Document Type

Class Paper

Publication Date

Spring 2016

Abstract

The most startling definition of monsterI have encountered belongs to Mandy-Suzanne Wong: “It’s what people say when they can’t think of any way to describe [something] that stands a chance of being accurate” (6). Yet there are many other qualities of monsters, such as duality—a monster is never whole, but discrete pieces that have been lurched together haphazardly; the most iconic example of this is Frankenstein’s monster, assembled out of bits of corpses and animated with a sacrosanct, unmentionable power. No less worthy as examples, however, are the strange characters of Flannery O’Connor’s short stories—contradictory beasts whose struggles seem both to pull them towards and away from O’Connor’s central Grace.
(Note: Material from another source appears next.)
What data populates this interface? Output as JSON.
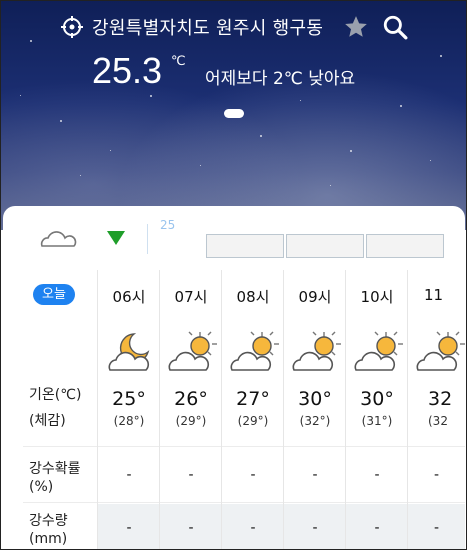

Robert Y. Drake Jr. puts into words why her monsters are so powerful: “Her distortions are always functional, serving to embody outwardly the inner horror of sin which is her principal concern” (qtd. in Snow 287). When O’Connor juxtaposes characters’ separate dimensions in the same way that horror writers juxtapose those same dimensions of characters like Dracula or Frankenstein, she reveals a deeper truth about them. Three of these characters stand out as particularly worth of analysis: Hulga Freeman and Manley Pointer of “Good Country People,” and O.E. Parker of “Parker’s Back.” These characters all have in common the lies they do not recognize about themselves, the internal tensions that are pulling them apart, tensions which O’Connor uses to reflect humanity’s inner turmoil.